Re: OC-ing my old E8400. Need your opinions

Posted: Mon Dec 12, 2011 1:29 pm
by derFunkenstein
Congrats on the OC. That's huge. I think you'll find that, for the most part, you're going to find a 1920x1080 monitor (assuming that's what you mean by "full HD") is the bottleneck; the GTX470 has more in it than that.

Re: OC-ing my old E8400. Need your opinions

Posted: Mon Dec 12, 2011 2:54 pm
by Geo2160
Thanks.

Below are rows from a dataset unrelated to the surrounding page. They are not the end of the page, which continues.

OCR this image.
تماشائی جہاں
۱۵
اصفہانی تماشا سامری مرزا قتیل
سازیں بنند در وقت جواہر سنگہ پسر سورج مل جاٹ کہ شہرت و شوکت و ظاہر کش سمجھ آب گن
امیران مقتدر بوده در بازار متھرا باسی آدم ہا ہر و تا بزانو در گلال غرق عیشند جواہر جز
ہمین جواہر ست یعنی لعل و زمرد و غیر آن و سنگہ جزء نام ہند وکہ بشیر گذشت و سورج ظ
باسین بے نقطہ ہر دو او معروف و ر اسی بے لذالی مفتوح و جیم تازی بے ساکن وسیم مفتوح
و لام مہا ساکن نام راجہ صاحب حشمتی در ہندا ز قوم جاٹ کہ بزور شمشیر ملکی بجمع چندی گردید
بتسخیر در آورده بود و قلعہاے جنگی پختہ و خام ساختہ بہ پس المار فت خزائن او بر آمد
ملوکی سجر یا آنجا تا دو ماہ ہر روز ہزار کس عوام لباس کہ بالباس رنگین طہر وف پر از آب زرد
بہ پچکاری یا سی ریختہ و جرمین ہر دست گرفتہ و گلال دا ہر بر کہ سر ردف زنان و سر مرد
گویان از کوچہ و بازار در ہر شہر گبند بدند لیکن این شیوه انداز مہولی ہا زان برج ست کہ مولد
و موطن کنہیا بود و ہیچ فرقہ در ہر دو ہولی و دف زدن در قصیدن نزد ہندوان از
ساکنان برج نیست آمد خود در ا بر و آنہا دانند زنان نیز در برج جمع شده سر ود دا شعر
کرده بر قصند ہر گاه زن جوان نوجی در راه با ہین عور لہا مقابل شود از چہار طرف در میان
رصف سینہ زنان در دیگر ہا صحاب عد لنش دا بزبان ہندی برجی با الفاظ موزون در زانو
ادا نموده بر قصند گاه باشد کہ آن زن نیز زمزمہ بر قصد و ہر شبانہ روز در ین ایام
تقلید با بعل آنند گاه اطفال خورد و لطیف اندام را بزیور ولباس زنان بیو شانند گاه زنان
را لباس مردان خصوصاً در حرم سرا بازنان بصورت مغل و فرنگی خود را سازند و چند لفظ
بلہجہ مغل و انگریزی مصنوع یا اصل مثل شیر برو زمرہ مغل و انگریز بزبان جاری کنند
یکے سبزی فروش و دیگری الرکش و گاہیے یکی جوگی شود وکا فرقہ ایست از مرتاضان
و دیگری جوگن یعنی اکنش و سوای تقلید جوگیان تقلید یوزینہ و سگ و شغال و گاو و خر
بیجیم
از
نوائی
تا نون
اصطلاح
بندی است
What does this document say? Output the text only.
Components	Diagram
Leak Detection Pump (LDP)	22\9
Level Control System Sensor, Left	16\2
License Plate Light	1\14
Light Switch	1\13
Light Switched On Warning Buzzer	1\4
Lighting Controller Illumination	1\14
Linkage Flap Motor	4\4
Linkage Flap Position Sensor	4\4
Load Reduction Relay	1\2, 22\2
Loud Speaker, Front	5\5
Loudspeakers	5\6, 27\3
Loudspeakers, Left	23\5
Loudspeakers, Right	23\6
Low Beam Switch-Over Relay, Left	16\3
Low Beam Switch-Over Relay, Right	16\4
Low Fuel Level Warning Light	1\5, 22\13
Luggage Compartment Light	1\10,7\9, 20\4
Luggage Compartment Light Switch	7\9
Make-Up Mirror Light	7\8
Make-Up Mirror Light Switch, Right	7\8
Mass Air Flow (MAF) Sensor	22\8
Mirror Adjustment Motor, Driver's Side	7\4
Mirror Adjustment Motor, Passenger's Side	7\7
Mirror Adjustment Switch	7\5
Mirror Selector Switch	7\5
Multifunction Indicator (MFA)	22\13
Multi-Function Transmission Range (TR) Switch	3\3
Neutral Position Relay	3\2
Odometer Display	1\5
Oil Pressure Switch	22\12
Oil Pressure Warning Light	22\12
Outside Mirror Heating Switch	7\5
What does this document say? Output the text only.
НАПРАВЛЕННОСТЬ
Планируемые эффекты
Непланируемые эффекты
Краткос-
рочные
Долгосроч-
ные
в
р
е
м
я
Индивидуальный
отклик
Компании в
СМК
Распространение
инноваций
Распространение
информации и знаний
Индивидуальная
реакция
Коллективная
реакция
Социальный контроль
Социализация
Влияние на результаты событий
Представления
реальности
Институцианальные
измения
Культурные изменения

It seems I can't get it to run any higher than 4.3ghz on 1.3v w/o getting prime95 errors. BTW, should I use Small FFTs, Large in-place FFTs or Blend?

Re: OC-ing my old E8400. Need your opinions

Posted: Mon Dec 12, 2011 3:05 pm
by derFunkenstein
Blend is what I use because it claims to be the biggest stress.

Re: OC-ing my old E8400. Need your opinions

Posted: Mon Dec 12, 2011 3:44 pm
by MaxTheLimit
If you are testing to make sure you don't have CPU errors, or heat problems, small ffts will bring up cpu errors faster, and it will make the CPU run hotter in general. Blend is good to run for overall stability though. Since memory stability is a concern I would run some memory stress software like memtest as well.

Whenever I do stability testing ( and I admit I go overboard ) I go: P95 ( small FFT ), P95 ( Blend ), memtest, RTHDRIBL, P95 ( Blend ) + RTHDRIBL simultanious to really put the max stress on my system.